Cientistas da Argentina e dos Estados Unidos participam até a próxima sexta-feira de um trabalho para remover sedimentos e classificar fósseis encontrados recentemente em um sítio paleontológico na região. O material deve ficar na cidade e será preparado e incorporado ao acervo de Marília.

O paleontólogo Willian Nava, servidor da Secretaria Municipal do Trabalho, Turismo e Desenvolvimento Econômico, organizou a expedição em parceria com o pesquisador Luis Chiappe, do Dinosaur Institute, do Natural History Museum of Los Angeles, nos EUA.

As escavações aconteceram em Presidente Prudente, próximo a uma movimentada avenida.

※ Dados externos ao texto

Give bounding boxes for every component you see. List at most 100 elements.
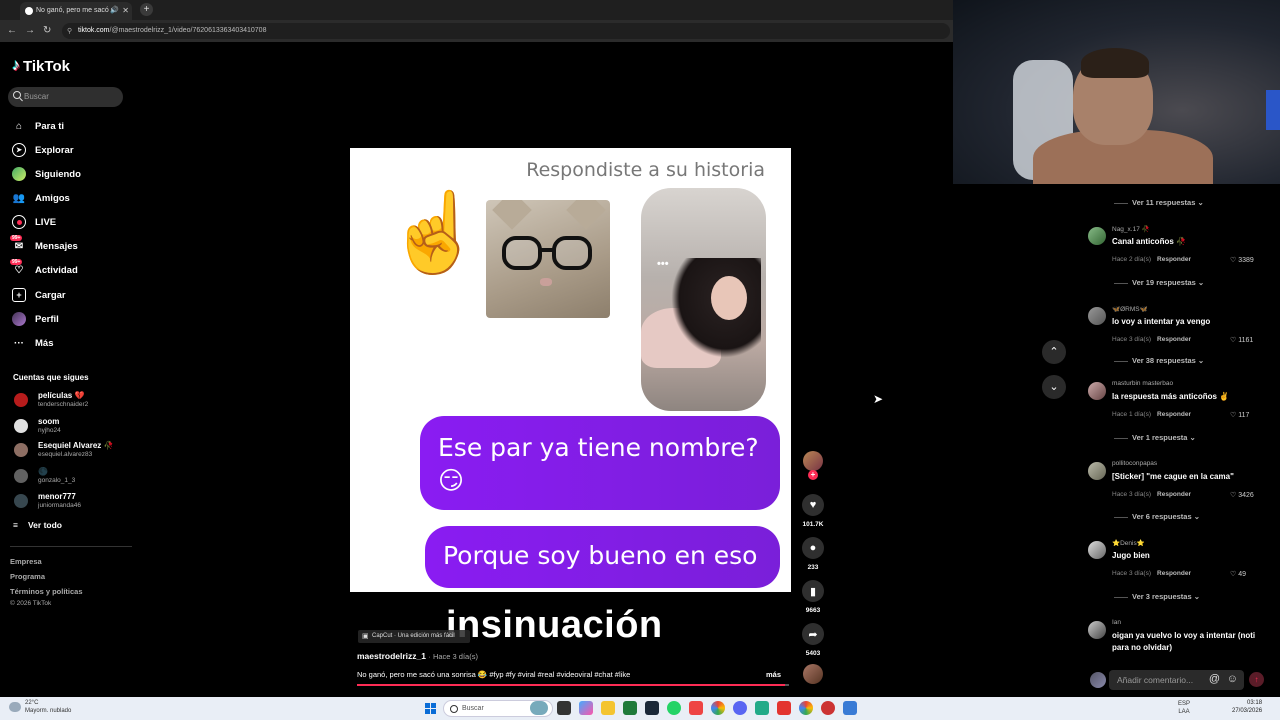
language-indicator[interactable]: ESP LAA xyxy=(1178,700,1190,717)
weather-widget[interactable]: 22°C Mayorm. nublado xyxy=(9,700,71,716)
comment-user[interactable]: 🦋ØRMS🦋 xyxy=(1112,305,1148,313)
comment-action[interactable]: ● 233 xyxy=(802,537,824,571)
avatar[interactable] xyxy=(1088,307,1106,325)
emoji-icon[interactable]: ☺ xyxy=(1227,673,1238,685)
comment-user[interactable]: pollitoconpapas xyxy=(1112,460,1157,467)
comment-likes[interactable]: ♡ 3389 xyxy=(1230,256,1254,264)
following-item[interactable]: menor777 juniormanda46 xyxy=(13,491,133,513)
post-comment-button[interactable]: ↑ xyxy=(1249,672,1264,687)
nav-amigos[interactable]: 👥 Amigos xyxy=(12,190,142,206)
next-video-button[interactable]: ⌄ xyxy=(1042,375,1066,399)
nav-label: LIVE xyxy=(35,216,57,228)
reply-button[interactable]: Responder xyxy=(1157,256,1191,263)
video-player[interactable]: Respondiste a su historia ☝️ ••• Ese par… xyxy=(350,148,791,592)
comment-likes[interactable]: ♡ 1161 xyxy=(1230,336,1253,344)
footer-link-terms[interactable]: Términos y políticas xyxy=(10,587,83,596)
app-icon[interactable] xyxy=(843,701,857,715)
reply-button[interactable]: Responder xyxy=(1157,570,1191,577)
app-icon[interactable] xyxy=(755,701,769,715)
capcut-tag[interactable]: CapCut · Una edición más fácil xyxy=(358,630,470,643)
avatar[interactable] xyxy=(1088,462,1106,480)
app-icon[interactable] xyxy=(777,701,791,715)
whatsapp-icon[interactable] xyxy=(667,701,681,715)
comment-user[interactable]: Nag_x.17 🥀 xyxy=(1112,225,1150,233)
clock[interactable]: 03:18 27/03/2026 xyxy=(1232,699,1262,716)
chrome-icon[interactable] xyxy=(711,701,725,715)
widget-icon[interactable] xyxy=(530,701,548,715)
music-disc-icon[interactable] xyxy=(803,664,823,684)
nav-para-ti[interactable]: ⌂ Para ti xyxy=(12,118,142,134)
forward-icon[interactable]: → xyxy=(25,25,35,36)
comment-input[interactable]: Añadir comentario... @ ☺ xyxy=(1109,670,1244,690)
more-link[interactable]: más xyxy=(766,670,781,679)
task-view-icon[interactable] xyxy=(557,701,571,715)
reply-button[interactable]: Responder xyxy=(1157,491,1191,498)
video-author[interactable]: maestrodelrizz_1 · Hace 3 día(s) xyxy=(357,651,478,661)
search-input[interactable]: Buscar xyxy=(8,87,123,107)
comment-icon[interactable]: ● xyxy=(802,537,824,559)
heart-icon[interactable]: ♥ xyxy=(802,494,824,516)
nav-perfil[interactable]: Perfil xyxy=(12,311,142,327)
avatar[interactable] xyxy=(1088,541,1106,559)
see-all-link[interactable]: ≡ Ver todo xyxy=(13,520,62,530)
following-item[interactable]: Esequiel Alvarez 🥀 esequiel.alvarez83 xyxy=(13,440,133,462)
new-tab-button[interactable]: + xyxy=(140,3,153,16)
nav-siguiendo[interactable]: Siguiendo xyxy=(12,166,142,182)
file-explorer-icon[interactable] xyxy=(601,701,615,715)
app-icon[interactable] xyxy=(689,701,703,715)
speaker-icon[interactable]: 🔊 xyxy=(110,6,119,14)
nav-cargar[interactable]: + Cargar xyxy=(12,287,142,303)
like-action[interactable]: ♥ 101.7K xyxy=(802,494,824,528)
view-replies[interactable]: Ver 3 respuestas ⌄ xyxy=(1114,592,1200,601)
comment-user[interactable]: Ian xyxy=(1112,619,1121,626)
nav-mensajes[interactable]: ✉ 99+ Mensajes xyxy=(10,235,142,254)
comment-user[interactable]: ⭐Denis⭐ xyxy=(1112,539,1145,547)
nav-mas[interactable]: ··· Más xyxy=(12,335,142,351)
reload-icon[interactable]: ↻ xyxy=(43,25,51,36)
comment-likes[interactable]: ♡ 117 xyxy=(1230,411,1249,419)
footer-link-empresa[interactable]: Empresa xyxy=(10,557,42,566)
back-icon[interactable]: ← xyxy=(7,25,17,36)
comment-user[interactable]: masturbin masterbao xyxy=(1112,380,1173,387)
comment-likes[interactable]: ♡ 49 xyxy=(1230,570,1246,578)
windows-start-icon[interactable] xyxy=(425,703,436,714)
view-replies[interactable]: Ver 1 respuesta ⌄ xyxy=(1114,433,1196,442)
browser-tab[interactable]: No ganó, pero me sacó u 🔊 ✕ xyxy=(20,2,132,20)
nav-live[interactable]: LIVE xyxy=(12,214,142,230)
nav-explorar[interactable]: ➤ Explorar xyxy=(12,142,142,158)
url-field[interactable]: ⚲ tiktok.com/@maestrodelrizz_1/video/762… xyxy=(62,23,950,39)
share-icon[interactable]: ➦ xyxy=(802,623,824,645)
following-item[interactable]: soom nyjho24 xyxy=(13,416,133,438)
follow-plus-icon[interactable]: + xyxy=(808,470,818,480)
site-info-icon[interactable]: ⚲ xyxy=(67,27,72,35)
avatar[interactable] xyxy=(1088,227,1106,245)
avatar[interactable] xyxy=(1088,382,1106,400)
discord-icon[interactable] xyxy=(733,701,747,715)
view-replies[interactable]: Ver 38 respuestas ⌄ xyxy=(1114,356,1204,365)
previous-video-button[interactable]: ⌃ xyxy=(1042,340,1066,364)
share-action[interactable]: ➦ 5403 xyxy=(802,623,824,657)
reply-button[interactable]: Responder xyxy=(1157,336,1191,343)
view-replies[interactable]: Ver 19 respuestas ⌄ xyxy=(1114,278,1204,287)
reply-button[interactable]: Responder xyxy=(1157,411,1191,418)
app-icon[interactable] xyxy=(623,701,637,715)
tiktok-logo[interactable]: ♪ TikTok xyxy=(12,57,70,75)
app-icon[interactable] xyxy=(821,701,835,715)
following-item[interactable]: 🌑 gonzalo_1_3 xyxy=(13,466,133,488)
mention-icon[interactable]: @ xyxy=(1209,673,1220,685)
footer-link-programa[interactable]: Programa xyxy=(10,572,45,581)
video-progress-bar[interactable] xyxy=(357,684,789,686)
view-replies[interactable]: Ver 11 respuestas ⌄ xyxy=(1114,198,1204,207)
chrome-icon[interactable] xyxy=(799,701,813,715)
nav-actividad[interactable]: ♡ 99+ Actividad xyxy=(10,259,142,278)
close-tab-icon[interactable]: ✕ xyxy=(122,6,129,15)
steam-icon[interactable] xyxy=(645,701,659,715)
comment-likes[interactable]: ♡ 3426 xyxy=(1230,491,1254,499)
avatar[interactable] xyxy=(1088,621,1106,639)
creator-avatar[interactable] xyxy=(803,451,823,471)
following-item[interactable]: películas 💔 tenderschnaider2 xyxy=(13,390,133,412)
view-replies[interactable]: Ver 6 respuestas ⌄ xyxy=(1114,512,1200,521)
bookmark-icon[interactable]: ▮ xyxy=(802,580,824,602)
save-action[interactable]: ▮ 9663 xyxy=(802,580,824,614)
copilot-icon[interactable] xyxy=(579,701,593,715)
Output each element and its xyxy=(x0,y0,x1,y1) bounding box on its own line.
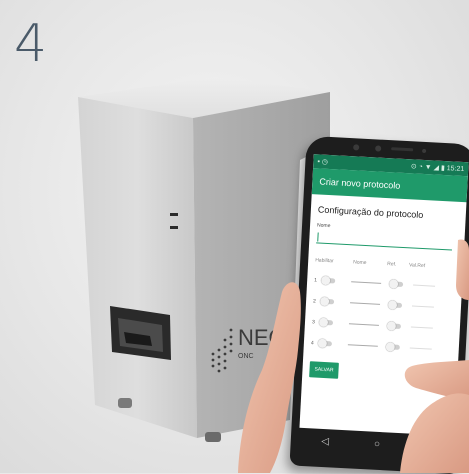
hand-illustration xyxy=(238,239,469,473)
right-finger xyxy=(456,239,469,300)
right-palm xyxy=(400,393,469,473)
photo-scene: 4 NEO ONC ▪ ◷ ⊙ ◔ ▼ ◢ ▮ 15:21 Criar novo… xyxy=(0,0,469,474)
left-thumb xyxy=(238,282,301,473)
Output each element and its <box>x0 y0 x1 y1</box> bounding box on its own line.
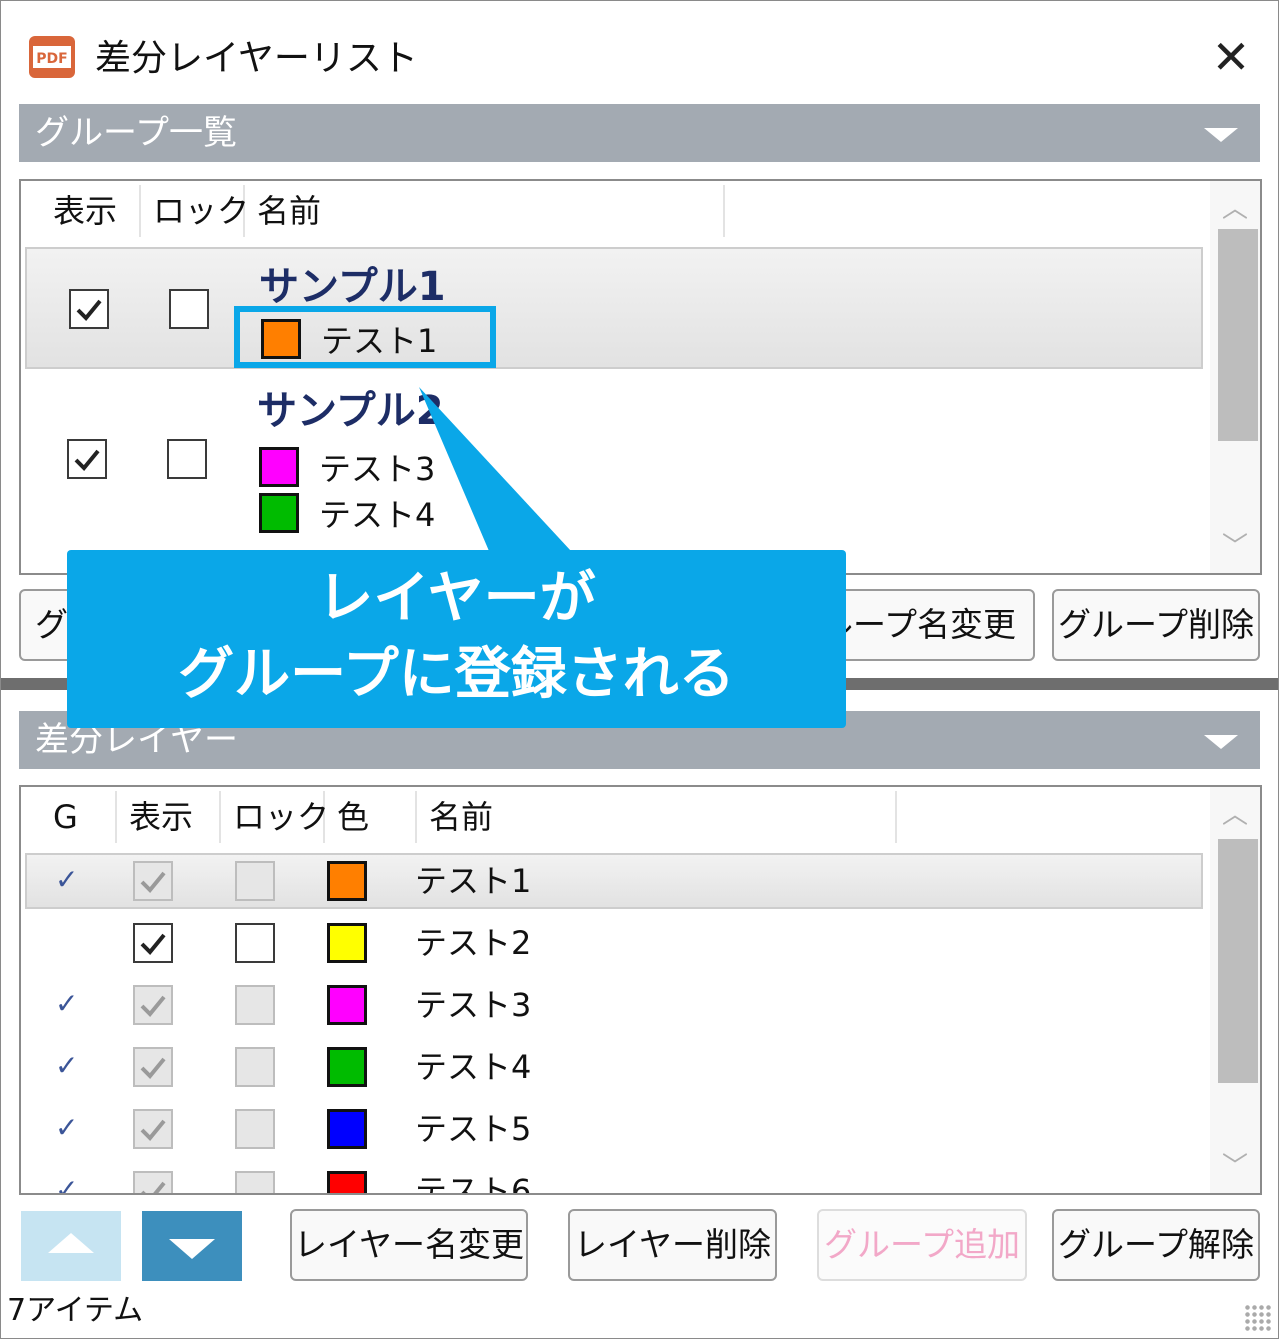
diff-layer-scrollbar[interactable]: ︿ ﹀ <box>1210 787 1260 1193</box>
move-down-button[interactable] <box>142 1211 242 1281</box>
layer-row[interactable]: ✓ テスト5 <box>25 1101 1203 1157</box>
highlight-box <box>234 306 496 368</box>
chevron-down-icon <box>1204 128 1238 142</box>
visible-checkbox[interactable] <box>69 289 109 329</box>
column-header-g[interactable]: G <box>41 791 117 843</box>
scroll-thumb[interactable] <box>1218 229 1258 441</box>
layer-color-swatch <box>259 447 299 487</box>
layer-color-swatch[interactable] <box>327 923 367 963</box>
close-button[interactable]: ✕ <box>1201 29 1261 85</box>
lock-checkbox[interactable] <box>235 985 275 1025</box>
callout-line-1: レイヤーが <box>317 566 596 631</box>
diff-layer-list[interactable]: G 表示 ロック 色 名前 ✓ テスト1 テスト2 ✓ テスト3 ✓ テスト4 ✓ テスト5 ✓ テ… <box>19 785 1262 1195</box>
triangle-down-icon <box>169 1239 215 1259</box>
group-membership-check-icon: ✓ <box>55 1049 79 1082</box>
layer-name: テスト6 <box>415 1172 532 1195</box>
pdf-app-icon: PDF <box>29 36 75 78</box>
visible-checkbox[interactable] <box>133 1109 173 1149</box>
lock-checkbox[interactable] <box>167 439 207 479</box>
column-header-color[interactable]: 色 <box>325 791 417 843</box>
group-membership-check-icon: ✓ <box>55 1111 79 1144</box>
visible-checkbox[interactable] <box>67 439 107 479</box>
delete-group-button-label: グループ削除 <box>1057 605 1255 644</box>
layer-color-swatch[interactable] <box>327 1047 367 1087</box>
group-row[interactable]: サンプル2 テスト3 テスト4 <box>25 377 1203 537</box>
remove-from-group-button-label: グループ解除 <box>1057 1225 1255 1264</box>
layer-color-swatch[interactable] <box>327 985 367 1025</box>
group-membership-check-icon: ✓ <box>55 987 79 1020</box>
lock-checkbox[interactable] <box>235 923 275 963</box>
app-icon-label: PDF <box>36 51 67 67</box>
group-membership-check-icon: ✓ <box>55 863 79 896</box>
layer-row[interactable]: ✓ テスト6 <box>25 1163 1203 1195</box>
column-header-empty <box>897 791 1207 843</box>
diff-layer-list-window: PDF 差分レイヤーリスト ✕ グループ一覧 表示 ロック 名前 サンプル1 テ… <box>0 0 1279 1339</box>
lock-checkbox[interactable] <box>235 861 275 901</box>
callout-pointer <box>419 387 571 551</box>
close-icon: ✕ <box>1211 30 1251 84</box>
column-header-lock[interactable]: ロック <box>221 791 329 843</box>
scroll-up-icon[interactable]: ︿ <box>1210 189 1260 229</box>
column-header-lock[interactable]: ロック <box>141 185 249 237</box>
rename-layer-button[interactable]: レイヤー名変更 <box>290 1209 528 1281</box>
layer-color-swatch[interactable] <box>327 1171 367 1193</box>
delete-layer-button[interactable]: レイヤー削除 <box>568 1209 777 1281</box>
layer-name: テスト1 <box>415 862 532 900</box>
layer-name: テスト5 <box>415 1110 532 1148</box>
layer-row[interactable]: ✓ テスト3 <box>25 977 1203 1033</box>
lock-checkbox[interactable] <box>235 1171 275 1193</box>
column-header-name[interactable]: 名前 <box>245 185 725 237</box>
item-count-status: 7アイテム <box>7 1293 144 1328</box>
layer-color-swatch[interactable] <box>327 1109 367 1149</box>
column-header-empty <box>725 185 1207 237</box>
title-bar: PDF 差分レイヤーリスト ✕ <box>1 1 1278 101</box>
scroll-down-icon[interactable]: ﹀ <box>1210 1147 1260 1187</box>
group-row[interactable]: サンプル1 テスト1 <box>25 247 1203 369</box>
scroll-thumb[interactable] <box>1218 839 1258 1083</box>
lock-checkbox[interactable] <box>169 289 209 329</box>
rename-layer-button-label: レイヤー名変更 <box>293 1225 524 1264</box>
scroll-down-icon[interactable]: ﹀ <box>1210 527 1260 567</box>
layer-name: テスト4 <box>415 1048 532 1086</box>
chevron-down-icon <box>1204 735 1238 749</box>
move-up-button[interactable] <box>21 1211 121 1281</box>
window-title: 差分レイヤーリスト <box>95 38 418 79</box>
lock-checkbox[interactable] <box>235 1109 275 1149</box>
rename-group-button-label: ループ名変更 <box>819 605 1017 644</box>
layer-row[interactable]: テスト2 <box>25 915 1203 971</box>
column-header-visible[interactable]: 表示 <box>117 791 221 843</box>
resize-grip-icon[interactable] <box>1244 1304 1272 1332</box>
column-header-name[interactable]: 名前 <box>417 791 897 843</box>
annotation-callout: レイヤーが グループに登録される <box>67 550 846 728</box>
layer-name: テスト3 <box>415 986 532 1024</box>
group-list-header-label: グループ一覧 <box>35 113 237 153</box>
group-list[interactable]: 表示 ロック 名前 サンプル1 テスト1 サンプル2 テスト3 テスト4 ︿ ﹀ <box>19 179 1262 575</box>
add-to-group-button-label: グループ追加 <box>823 1225 1021 1264</box>
column-header-visible[interactable]: 表示 <box>41 185 141 237</box>
group-membership-check-icon: ✓ <box>55 1173 79 1195</box>
remove-from-group-button[interactable]: グループ解除 <box>1052 1209 1260 1281</box>
group-list-header[interactable]: グループ一覧 <box>19 104 1260 162</box>
layer-row[interactable]: ✓ テスト1 <box>25 853 1203 909</box>
layer-color-swatch <box>259 493 299 533</box>
lock-checkbox[interactable] <box>235 1047 275 1087</box>
visible-checkbox[interactable] <box>133 861 173 901</box>
visible-checkbox[interactable] <box>133 1047 173 1087</box>
layer-color-swatch[interactable] <box>327 861 367 901</box>
layer-name: テスト2 <box>415 924 532 962</box>
callout-line-2: グループに登録される <box>178 642 735 707</box>
triangle-up-icon <box>48 1233 94 1253</box>
visible-checkbox[interactable] <box>133 923 173 963</box>
add-to-group-button[interactable]: グループ追加 <box>817 1209 1027 1281</box>
visible-checkbox[interactable] <box>133 985 173 1025</box>
layer-row[interactable]: ✓ テスト4 <box>25 1039 1203 1095</box>
delete-layer-button-label: レイヤー削除 <box>573 1225 771 1264</box>
group-list-scrollbar[interactable]: ︿ ﹀ <box>1210 181 1260 573</box>
visible-checkbox[interactable] <box>133 1171 173 1193</box>
delete-group-button[interactable]: グループ削除 <box>1052 589 1260 661</box>
scroll-up-icon[interactable]: ︿ <box>1210 795 1260 835</box>
group-name: サンプル1 <box>259 264 446 310</box>
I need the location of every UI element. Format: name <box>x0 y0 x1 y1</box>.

Os achados foram registrados pela técnica e ilustradora científica Stephanie Abramowicz, que também faz parte do museu norte-americano.

A dupla já esteve em Marília em 2017, na época em que foram feitas as primeiras expedições no sitio paleontológico, considerado um dos maiores do planeta em fósseis de aves do período cretáceo – cerca de 70 milhões de anos atrás.

Também participaram da nova escavação os paleontólogos Augustin Martinelli e Jonatan Kaluza, além do técnico Guilhermo  Aguirrezabala e do doutorando Sebastian Rozadilla. Eles atuam pelo Museu de Ciências Naturais “Bernardino Rivadavia”, em Buenos Aires.

Nava destaca, entre as descobertas, algumas que chamaram a atenção. “Encontramos alguns fragmentos de crânio, com dente inclusive. São fósseis muito importantes desse grupo de aves, que enriqueceram a pesquisa científica mundial sobre esses animais”, disse o pesquisador.

Os cientistas ainda não têm como responder se as aves são “parentes próximas” de alguma variedade ainda existente, mas acreditam que os animais viveram na região na mesma época em que alguns dinossauros que tiveram fósseis localizados, com acervo no museu mariliense.